Won't a wood shell sound dry anyway, compared to a metal shell (hammered or otherwise)? I mean, unless we're talking about a really hard, dense tonewood like bloodwood - I can't think of many maple or birch snares that sound brighter than metal shell snares.
If you need to dry up any excess ringing in a wood shell...well, FWIW, to start with, if I were building a drum, I wouldn't use a hard topcoat on the interior surface - just a light tung oil or danish oil to seal up and protect the wood. Putting a hard, smooth coat of something like polyurethane will diminish the wood's ability to absorb vibrations taking place inside the shell, adding a ringing quality (the sound will keep reflecting around the interior of the drum for that much longer).

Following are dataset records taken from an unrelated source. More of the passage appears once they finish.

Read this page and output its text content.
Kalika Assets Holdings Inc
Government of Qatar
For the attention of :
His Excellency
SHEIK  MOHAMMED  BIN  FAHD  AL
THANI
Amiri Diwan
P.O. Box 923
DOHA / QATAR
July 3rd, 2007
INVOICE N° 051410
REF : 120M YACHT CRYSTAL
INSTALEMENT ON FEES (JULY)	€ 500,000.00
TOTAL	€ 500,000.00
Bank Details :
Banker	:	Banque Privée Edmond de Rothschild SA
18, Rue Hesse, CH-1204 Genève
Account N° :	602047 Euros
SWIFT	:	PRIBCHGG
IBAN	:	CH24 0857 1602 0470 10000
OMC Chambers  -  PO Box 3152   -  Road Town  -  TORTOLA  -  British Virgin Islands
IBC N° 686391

If your snare drum has a poly interior coat, I'd sand it off and start with that.
If your drum has solid cast lug casings (versus tube lugs), I'd take the casings off and stuff the interiors with cotton balls. I've found that on some drums (not all, but some), those little pockets of air can create little "sounding chambers," adding a little bit of ringing and some stray harmonics to a drum's sound.
If more drastic measures are needed, then I might start adding vents - not the big OCDP gaping vents, just standard-sized 3/8" vents, the kind that you can buy grommets for at drum parts stores online. Just a few of those will dry out the sound of a drum noticeably. Before you put a drill to your shell, however, I'd suggest taking an old batter head, and punching/drilling a bunch of small holes around the circumference, about an inch in from the flesh hoop - much like some Evans "dry" heads have had done to them. That will help you get an idea of the effect that shell vents will have on the drum.

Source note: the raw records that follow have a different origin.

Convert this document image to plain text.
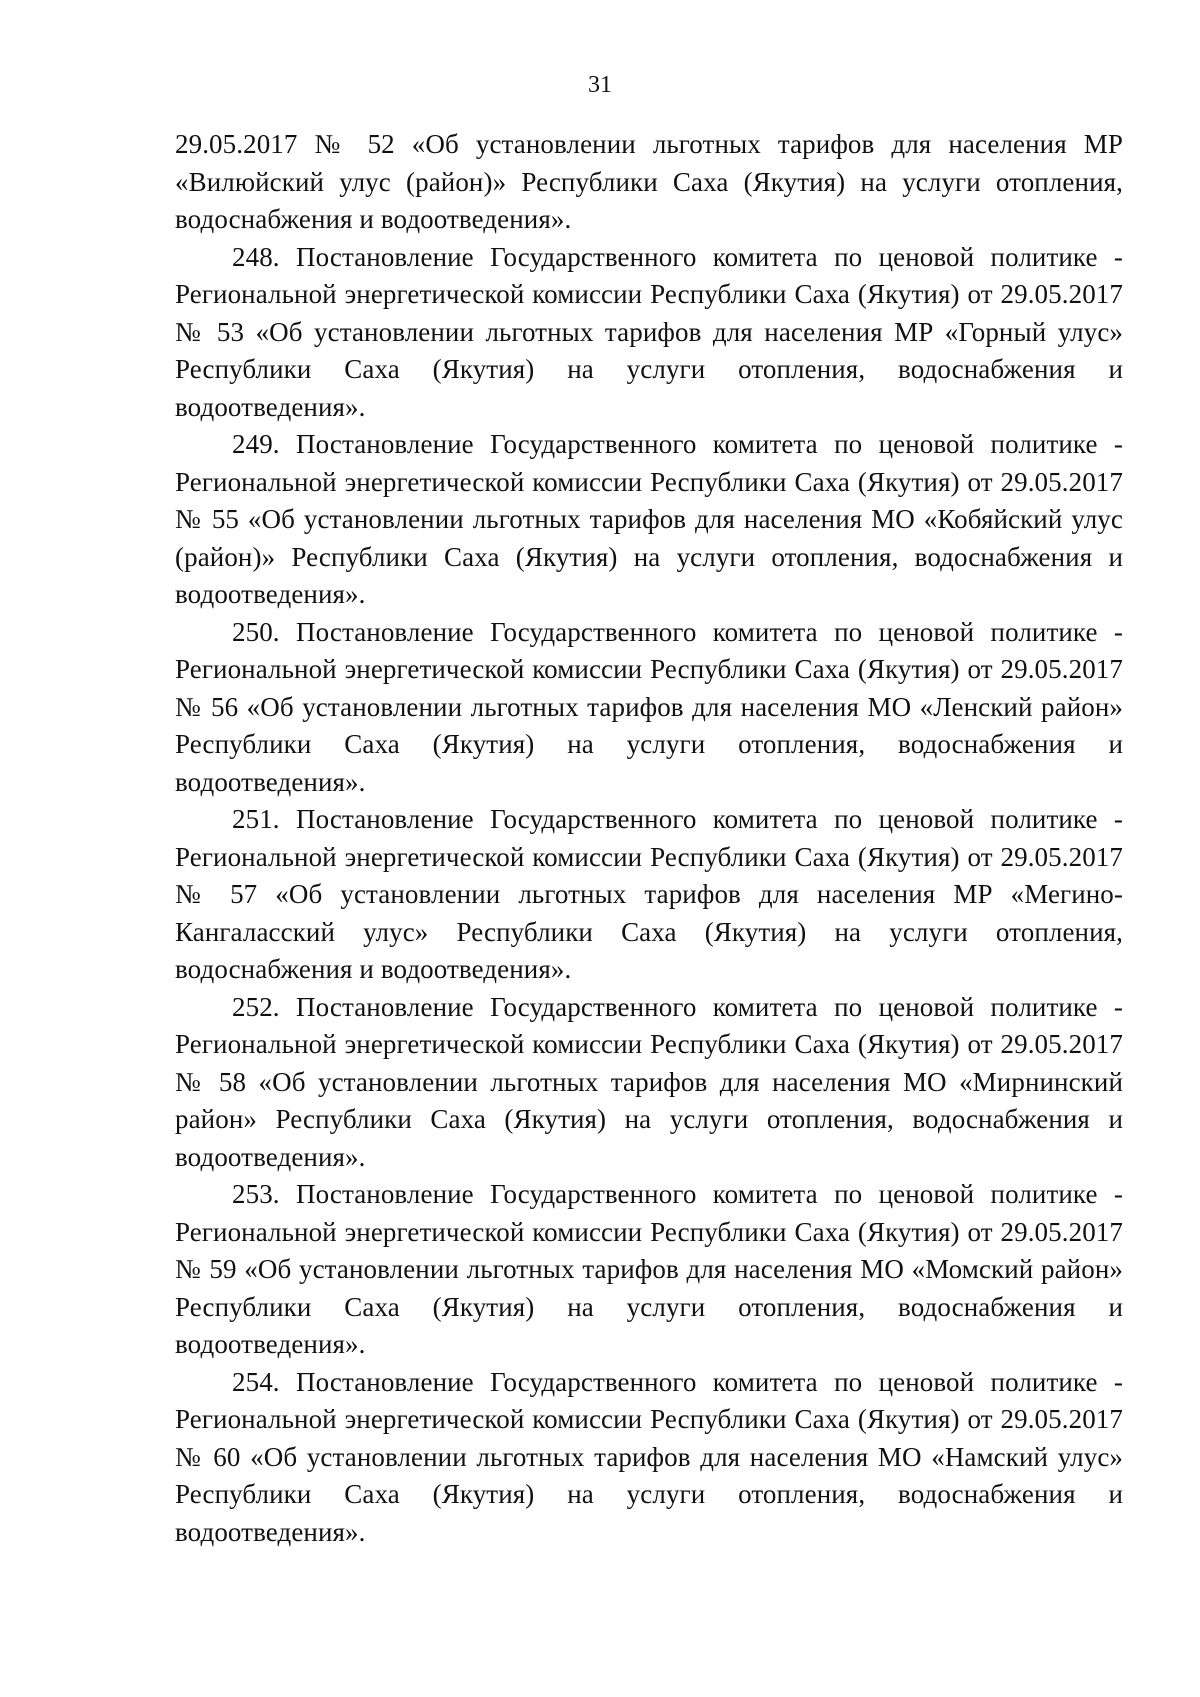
31

29.05.2017 № 52 «Об установлении льготных тарифов для населения МР «Вилюйский улус (район)» Республики Саха (Якутия) на услуги отопления, водоснабжения и водоотведения».

248. Постановление Государственного комитета по ценовой политике - Региональной энергетической комиссии Республики Саха (Якутия) от 29.05.2017 № 53 «Об установлении льготных тарифов для населения МР «Горный улус» Республики Саха (Якутия) на услуги отопления, водоснабжения и водоотведения».

249. Постановление Государственного комитета по ценовой политике - Региональной энергетической комиссии Республики Саха (Якутия) от 29.05.2017 № 55 «Об установлении льготных тарифов для населения МО «Кобяйский улус (район)» Республики Саха (Якутия) на услуги отопления, водоснабжения и водоотведения».

250. Постановление Государственного комитета по ценовой политике - Региональной энергетической комиссии Республики Саха (Якутия) от 29.05.2017 № 56 «Об установлении льготных тарифов для населения МО «Ленский район» Республики Саха (Якутия) на услуги отопления, водоснабжения и водоотведения».

251. Постановление Государственного комитета по ценовой политике - Региональной энергетической комиссии Республики Саха (Якутия) от 29.05.2017 № 57 «Об установлении льготных тарифов для населения МР «Мегино-Кангаласский улус» Республики Саха (Якутия) на услуги отопления, водоснабжения и водоотведения».

252. Постановление Государственного комитета по ценовой политике - Региональной энергетической комиссии Республики Саха (Якутия) от 29.05.2017 № 58 «Об установлении льготных тарифов для населения МО «Мирнинский район» Республики Саха (Якутия) на услуги отопления, водоснабжения и водоотведения».

253. Постановление Государственного комитета по ценовой политике - Региональной энергетической комиссии Республики Саха (Якутия) от 29.05.2017 № 59 «Об установлении льготных тарифов для населения МО «Момский район» Республики Саха (Якутия) на услуги отопления, водоснабжения и водоотведения».

254. Постановление Государственного комитета по ценовой политике - Региональной энергетической комиссии Республики Саха (Якутия) от 29.05.2017 № 60 «Об установлении льготных тарифов для населения МО «Намский улус» Республики Саха (Якутия) на услуги отопления, водоснабжения и водоотведения».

Start by drilling one vent, and put the drum back together and live with it. If you think it needs more venting, then add one more, and live with the drum in that state for a while. You can always add more vents - you can't really put 'em back in once they've been drilled.

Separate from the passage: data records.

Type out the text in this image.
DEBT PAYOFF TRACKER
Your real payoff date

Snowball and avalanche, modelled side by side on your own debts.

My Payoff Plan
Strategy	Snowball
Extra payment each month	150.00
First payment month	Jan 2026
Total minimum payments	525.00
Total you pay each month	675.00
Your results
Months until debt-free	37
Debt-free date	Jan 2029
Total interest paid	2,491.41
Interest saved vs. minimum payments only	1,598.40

If that doesn't work, or if you don't want to drill the shell, and you want to roughen up the interior surface of the shell, apply a coat of truck bed liner spray. You can get it at any decent auto supply store. That rough surface can help dissipate some of the vibrations inside the shell, drying out the sound of the drum.
Or, go with wood counterhoops. That'll take some of the metallic sound out of the drum.
To be honest, I'd do any or all of the above before I did any major surgery to the interior surface of a shell. Actually, I wouldn't do it at all - it just sounds really, really harsh to me, the idea of chipping up the interior surface of the shell. Those are just my sensibilities, however - YMMV. I just think that there are other, better ways to "dry out" the sound of a wood-shelled snare drum.